What’s happening in Huntsville’s Jones Valley? Family addresses changes

What’s happening in Huntsville’s Jones Valley? Family addresses changes

First things first: The Jones family said there are no plans to sell any land in Jones Valley — the revered farmland in east Huntsville — and no plans for new development.

If you’ve seen or heard anything different, it’s not true.

“I just didn’t want the wrong message to get out there,” Raymond Jones Jr. said in an interview Tuesday with AL.com while noting there has been some misinformation about the farm on social media. “People are going to think what they’re going to think. But if there was a way to put the right message out there about what’s actually happening, not someone speculating, it makes the world simpler for everybody.”

Changes, however, are coming in Jones Valley. The Jones family along with the Lowe and Blue families of Huntsville outlined those plans in a statement Monday.

The first is that the family is stepping back from cattle farming — a decision made more than a year ago “as a result of negative financial pressures and labor shortages.” Instead, the family will focus on crop farming with corn, soybeans, cotton and wheat in the coming years. They removed some fencing around the farm because it is no longer needed.

The second change is that construction is expected to begin as soon as this week on three bridges on the north side of Carl T. Jones Drive across from the Target-anchored shopping center. The statement said the family received the permit for the bridges more than four years ago.

“They’re designed to, at some point, have vehicular traffic go,” Jones said in the interview. “But they’re not going to have that right away. They’re just being built and they’re just going to be sitting there. But it’s going to look like we’re off and running with a major development when in reality, we simply are not.”

As for the future of Jones Valley, the family also addressed it in the statement.

“Currently there are no plans to develop any part of the farm,” the statement said. “However, we cannot always see or predict the future and at some point, some of the farm may be developed.
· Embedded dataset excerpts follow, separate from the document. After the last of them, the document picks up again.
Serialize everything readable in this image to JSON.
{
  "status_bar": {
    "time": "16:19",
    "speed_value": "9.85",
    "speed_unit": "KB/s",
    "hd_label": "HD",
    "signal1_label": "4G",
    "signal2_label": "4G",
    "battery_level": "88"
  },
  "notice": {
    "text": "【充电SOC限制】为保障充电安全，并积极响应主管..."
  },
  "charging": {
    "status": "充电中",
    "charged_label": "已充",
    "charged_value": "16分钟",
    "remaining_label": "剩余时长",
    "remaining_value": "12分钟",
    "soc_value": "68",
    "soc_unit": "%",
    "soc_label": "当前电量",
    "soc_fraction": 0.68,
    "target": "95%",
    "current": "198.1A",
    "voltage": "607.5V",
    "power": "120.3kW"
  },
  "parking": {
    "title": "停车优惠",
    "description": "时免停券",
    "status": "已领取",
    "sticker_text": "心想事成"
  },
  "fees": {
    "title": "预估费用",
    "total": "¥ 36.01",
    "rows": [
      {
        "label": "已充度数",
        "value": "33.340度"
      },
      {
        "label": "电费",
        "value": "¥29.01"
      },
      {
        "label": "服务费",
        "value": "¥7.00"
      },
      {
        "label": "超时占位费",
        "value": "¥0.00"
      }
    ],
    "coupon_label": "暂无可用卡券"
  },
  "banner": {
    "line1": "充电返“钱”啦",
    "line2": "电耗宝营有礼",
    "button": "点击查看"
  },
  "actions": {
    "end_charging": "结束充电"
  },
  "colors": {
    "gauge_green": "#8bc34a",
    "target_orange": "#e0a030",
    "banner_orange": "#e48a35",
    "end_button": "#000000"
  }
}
Our hope is that the family’s track record speaks for itself as we have been slow and deliberate in the development of the farm.

“The farm is our home and we have more at stake in the development of this blessing than anyone. Our focus will continue to be deliberate and forward thinking, but change is unavoidable and is ever evolving. It is our current plan for much of the farm to remain in a state of agricultural uses for many years to come.”

Jones said about 1,800 acres of the 2,400-acre farm remains undeveloped.